Australian mining giant Mineral Resources (MinRes) has had a rough start to the year, with its stock plunging 22.1% in a single trading day, wiping out nearly five years of stock gains. The company's adjusted EBITDA fell by a staggering 55% to roughly A$191 million, down from A$530 million in the first half of fiscal 2024. The net profit after tax went from A$530 million to a loss of A$807 million, including a post-tax impairment charge of A$352 million related to the Bald Hill lithium mine and an A$232 million foreign exchange impairment.

The company's mining services division delivered record earnings of A$379 million, up 49% from the prior year, driven by stable production volumes and contributions from the newly operational Onslow Iron Road Trust. However, iron ore shipments fell short of expectations, totaling 9.7 million wet metric tons (wmt), despite an 11% year-over-year increase. The weighted average realized price for iron ore dropped to A$83 per dry metric ton (dmt), a 25% decline compared to last year. The lithium segment struggled amid weak global demand, with shipments increasing to 261,000 dmt of spodumene concentrate, but prices plummeted to A$820 per ton from A$1,719 per ton in 1H24.

MinRes' energy business secured an A$1.1 billion transaction with Hancock Prospecting for its gas assets, providing a much-needed liquidity boost. However, the company sharply cut its iron ore shipment guidance for fiscal 2025, lowering expectations to 8.8–9.3 million tons from its previous 10.5–11.7 million tons forecast. CEO Chris Ellison blamed these reductions on extreme weather, particularly Cyclone Sean, which caused severe flooding and damaged parts of the Onslow Iron haul road.

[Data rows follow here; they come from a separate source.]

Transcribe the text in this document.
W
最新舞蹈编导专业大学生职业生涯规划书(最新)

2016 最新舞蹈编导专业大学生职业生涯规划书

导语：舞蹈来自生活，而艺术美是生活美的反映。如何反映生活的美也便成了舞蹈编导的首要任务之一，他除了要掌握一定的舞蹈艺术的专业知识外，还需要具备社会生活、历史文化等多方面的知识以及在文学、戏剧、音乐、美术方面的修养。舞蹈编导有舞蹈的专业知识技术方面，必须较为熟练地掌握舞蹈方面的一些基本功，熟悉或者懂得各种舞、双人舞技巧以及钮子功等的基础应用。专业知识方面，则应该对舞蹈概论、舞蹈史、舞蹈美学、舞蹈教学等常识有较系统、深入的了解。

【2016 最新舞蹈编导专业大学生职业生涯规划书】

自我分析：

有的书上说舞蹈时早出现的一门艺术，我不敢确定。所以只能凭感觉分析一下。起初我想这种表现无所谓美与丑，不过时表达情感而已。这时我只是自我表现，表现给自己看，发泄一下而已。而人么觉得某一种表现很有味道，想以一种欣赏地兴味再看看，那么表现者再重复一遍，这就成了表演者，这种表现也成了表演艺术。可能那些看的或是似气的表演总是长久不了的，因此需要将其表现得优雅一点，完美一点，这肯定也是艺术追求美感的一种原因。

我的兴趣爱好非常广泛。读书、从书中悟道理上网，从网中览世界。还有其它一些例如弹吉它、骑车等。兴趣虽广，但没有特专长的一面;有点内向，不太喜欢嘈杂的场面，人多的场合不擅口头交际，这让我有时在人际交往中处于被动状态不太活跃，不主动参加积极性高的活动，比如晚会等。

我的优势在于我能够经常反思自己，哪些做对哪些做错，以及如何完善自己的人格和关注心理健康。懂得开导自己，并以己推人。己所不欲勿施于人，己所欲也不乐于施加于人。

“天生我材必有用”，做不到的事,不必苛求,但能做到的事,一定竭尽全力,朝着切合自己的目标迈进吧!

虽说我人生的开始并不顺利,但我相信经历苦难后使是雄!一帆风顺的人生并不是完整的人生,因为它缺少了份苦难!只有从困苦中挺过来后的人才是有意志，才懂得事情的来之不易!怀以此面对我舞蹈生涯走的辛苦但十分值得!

However, he expects the haulage to continue.

MinRes' stock decline comes amidst a broader market sell-off, with the S&P/ASX 200 index down 19.5% year-to-date. The company's shares are now trading at their lowest level since the Great Recession, with a price-to-earnings ratio of 15.2, compared to a five-year average of 27.5. Despite the short-term headwinds, MinRes plans significant growth across its businesses, with analysts cautiously optimistic about the company's long-term value creation potential.

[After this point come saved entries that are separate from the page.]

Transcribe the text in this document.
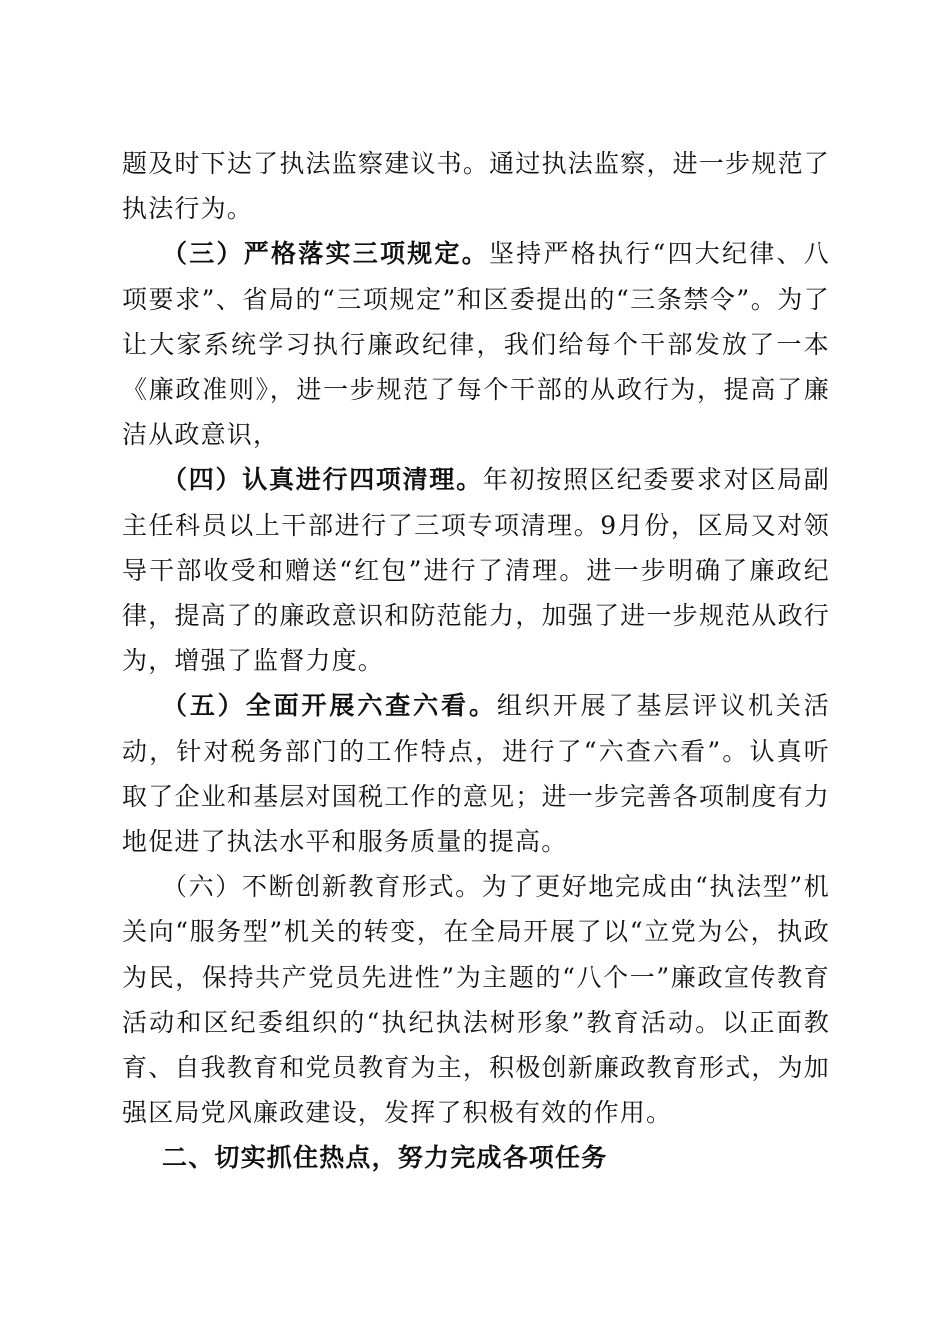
题及时下达了执法监察建议书。通过执法监察，进一步规范了执法行为。

（三）严格落实三项规定。坚持严格执行“四大纪律、八项要求”、省局的“三项规定”和区委提出的“三条禁令”。为了让大家系统学习执行廉政纪律，我们给每个干部发放了一本《廉政准则》，进一步规范了每个干部的从政行为，提高了廉洁从政意识，

（四）认真进行四项清理。年初按照区纪委要求对区局副主任科员以上干部进行了三项专项清理。9月份，区局又对领导干部收受和赠送“红包”进行了清理。进一步明确了廉政纪律，提高了的廉政意识和防范能力，加强了进一步规范从政行为，增强了监督力度。

（五）全面开展六查六看。组织开展了基层评议机关活动，针对税务部门的工作特点，进行了“六查六看”。认真听取了企业和基层对国税工作的意见；进一步完善各项制度有力地促进了执法水平和服务质量的提高。

（六）不断创新教育形式。为了更好地完成由“执法型”机关向“服务型”机关的转变，在全局开展了以“立党为公，执政为民，保持共产党员先进性”为主题的“八个一”廉政宣传教育活动和区纪委组织的“执纪执法树形象”教育活动。以正面教育、自我教育和党员教育为主，积极创新廉政教育形式，为加强区局党风廉政建设，发挥了积极有效的作用。

二、切实抓住热点，努力完成各项任务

In conclusion, MinRes' stock cratering is a result of a combination of factors, including weak global demand and pricing in the lithium segment, impairment charges, lower iron ore prices, and extreme weather events. While the company faces significant challenges, its diversified portfolio and strategic resource reallocation efforts may help it weather the storm and maintain a stable financial performance in the future. Investors should closely monitor MinRes' progress and assess the sustainability of these trends to make informed decisions.